First, it failed to call this incident exactly what it is: an example of unbridled anti-Semitism and blatant anti-Zionism.
Individuals at UCLA have long accused the Jewish community of having what they refer to as “Jewish privilege.” That email, without context, was used to play into their twisted narrative.
A few days after the vice chancellor released her email, the Daily Bruin published an article about the incident on its Facebook page. The first comment on the thread read, “Gotta protect those donations right?” This is not the first time students have been quick to accuse Jewish students of having some sort of “upper-hand” because of the “Jewish donors.”
Moreover, many students were unaware of the incident before receiving the email, and it left them confused. So, for the sake of transparency, I wrote the following piece published in the Daily Bruin, to share with the Bruin community the words that were so offensive they warranted such a response:
On Dec. 8, 2015, the administration was made aware that a student at UCLA, who also works at the UCLA Center for Prehospital Care, had made unapologetically anti-Semitic comments on a Facebook post by UCLA alumna Mayim Bialik about Zionism.

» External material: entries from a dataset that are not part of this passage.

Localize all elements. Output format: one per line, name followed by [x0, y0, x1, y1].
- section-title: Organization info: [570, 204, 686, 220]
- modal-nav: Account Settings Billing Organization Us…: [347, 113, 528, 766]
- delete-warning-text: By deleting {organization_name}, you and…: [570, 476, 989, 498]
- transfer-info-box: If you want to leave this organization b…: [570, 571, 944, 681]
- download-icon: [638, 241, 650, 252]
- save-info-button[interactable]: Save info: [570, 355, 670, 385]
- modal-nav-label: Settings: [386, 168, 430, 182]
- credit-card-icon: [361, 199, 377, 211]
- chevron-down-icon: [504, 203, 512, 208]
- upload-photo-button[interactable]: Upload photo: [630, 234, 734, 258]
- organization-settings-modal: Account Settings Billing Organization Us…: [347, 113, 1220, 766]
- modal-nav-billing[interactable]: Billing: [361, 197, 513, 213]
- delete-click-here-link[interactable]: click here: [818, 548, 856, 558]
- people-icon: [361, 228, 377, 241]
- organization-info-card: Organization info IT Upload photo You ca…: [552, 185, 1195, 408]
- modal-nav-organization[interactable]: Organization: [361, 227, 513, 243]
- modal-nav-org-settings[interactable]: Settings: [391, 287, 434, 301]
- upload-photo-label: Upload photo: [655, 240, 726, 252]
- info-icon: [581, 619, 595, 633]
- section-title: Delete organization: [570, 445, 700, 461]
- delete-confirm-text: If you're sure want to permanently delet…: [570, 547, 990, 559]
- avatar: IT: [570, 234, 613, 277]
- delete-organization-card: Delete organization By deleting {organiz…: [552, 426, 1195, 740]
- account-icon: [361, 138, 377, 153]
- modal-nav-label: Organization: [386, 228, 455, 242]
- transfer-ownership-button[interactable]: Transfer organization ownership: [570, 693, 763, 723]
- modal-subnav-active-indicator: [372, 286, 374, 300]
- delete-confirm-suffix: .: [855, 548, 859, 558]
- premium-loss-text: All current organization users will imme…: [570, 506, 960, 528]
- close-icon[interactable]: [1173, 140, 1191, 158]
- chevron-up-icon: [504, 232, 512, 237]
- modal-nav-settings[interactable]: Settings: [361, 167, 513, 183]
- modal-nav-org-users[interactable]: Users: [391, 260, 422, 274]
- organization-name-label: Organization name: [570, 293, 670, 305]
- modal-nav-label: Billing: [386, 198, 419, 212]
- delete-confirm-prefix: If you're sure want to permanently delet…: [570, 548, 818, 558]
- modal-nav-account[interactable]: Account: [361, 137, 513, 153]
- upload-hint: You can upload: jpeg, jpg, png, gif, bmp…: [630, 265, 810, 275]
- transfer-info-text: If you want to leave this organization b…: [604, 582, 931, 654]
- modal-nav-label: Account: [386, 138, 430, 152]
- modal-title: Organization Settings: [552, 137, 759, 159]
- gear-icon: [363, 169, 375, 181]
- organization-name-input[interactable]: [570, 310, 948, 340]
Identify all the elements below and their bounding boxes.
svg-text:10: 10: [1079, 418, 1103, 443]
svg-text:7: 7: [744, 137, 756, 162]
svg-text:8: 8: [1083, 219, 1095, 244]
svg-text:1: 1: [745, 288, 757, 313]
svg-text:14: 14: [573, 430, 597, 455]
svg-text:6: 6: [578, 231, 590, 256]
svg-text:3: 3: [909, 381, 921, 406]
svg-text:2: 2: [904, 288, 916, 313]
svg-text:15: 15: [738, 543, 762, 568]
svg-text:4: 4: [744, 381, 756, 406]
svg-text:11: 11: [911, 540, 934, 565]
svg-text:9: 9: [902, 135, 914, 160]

This individual employed traditional anti-Semitic rhetoric to attack the Jewish people, the Jewish state and the Jewish faith. These statements are rooted in nothing but hate, which is why they can and should be characterized as nothing other than blatant anti-Semitism.
She makes dehumanizing and stereotypical allegations about Jews and the power of the “Jewish collective”:
You’re f—ing trolls, armchair politicians who do nothing but pick your nose, scratch your a**… you come into our communities and destroy our small businesses.
“You own the entertainment industry, and apparently you have so much power that you want to get me fired and sent back to the ditch I came from, don’t you? Flex your little muscles, do your worst … Where I come from, people like you, with your privilege and your wealth, are not welcomed because we know that with you comes the end of our world, sacrificed as the whims of your fancy.”
The student then attacks the Jewish state and the legitimacy of Jewish self-determination, saying, “Go back to Israel, then f—ing Zionist pigs. You don’t belong here either, this land belongs to the indigenous people who were already here. Since you’re so superior, go murder some Palestinian children so you can have their parents arrested and move into their home. Greedy lifeless pieces of s— people. Capitalist colonizers who steal and kill from other races to promote your dead ideologies.”
To add insult to injury, she has the audacity to speak ill of the Jewish experience during the Holocaust.
“Spare me your [H]olocaust stories. My people have been systematically enslaved and destroyed by this country, who removes them every time they become a nuisance to white people. No one is hauling your Jewish a– to a concentration camp today …”
She then adds, “… go back to Poland or whatever freezer-state you’re from, and realize that faith does not constitute race,” completely denying the fact that Jews were almost always treated as second-class citizens in Europe, if they were treated as citizens at all.
Lastly, the student then savagely denies any and all diversity of the Jewish community saying, “If you’re a Jew, you’re white. Not black, not Middle-Eastern, not Asian — white.”
And let’s not forget her final farewell:
“Kiss my a– you Zionist bastards — I hope you all burn in hell on earth for the crimes committed by your people in the name of their Gods.”
In just a little over a year at UCLA, I have interacted with remnants of anti-Semitism far too often. They come in the form of “conversations” about Israel, speeches about purported human rights and eligibility for student leadership positions. It is the new normal and it is numbing.
But what sends chills down my spine is that in this instance, anti-Semitism has manifested itself into the most clear, evil form of rhetoric. It can no longer be absolved or manipulated by subjectivity. In this instance, anti-Semitism is indisputably right before our eyes.
Anti-Semitism is alive and well all over the world — most of all a revered higher-education institution like UCLA.
This incident is not unique, nor are the statements shared by the perpetrator new. Hateful rhetoric, discriminatory attitudes and bigoted sentiments against the Jewish community exist across the UC system — it is a fact we can no longer afford to deny.
Am I appalled by this incident? Absolutely.
Am I surprised? Never.
This is the reality of being a Jewish student on a UC campus today.
Arielle Yael Mokhtarzadeh is a political science student at UCLA and vice president of Bruins for Israel.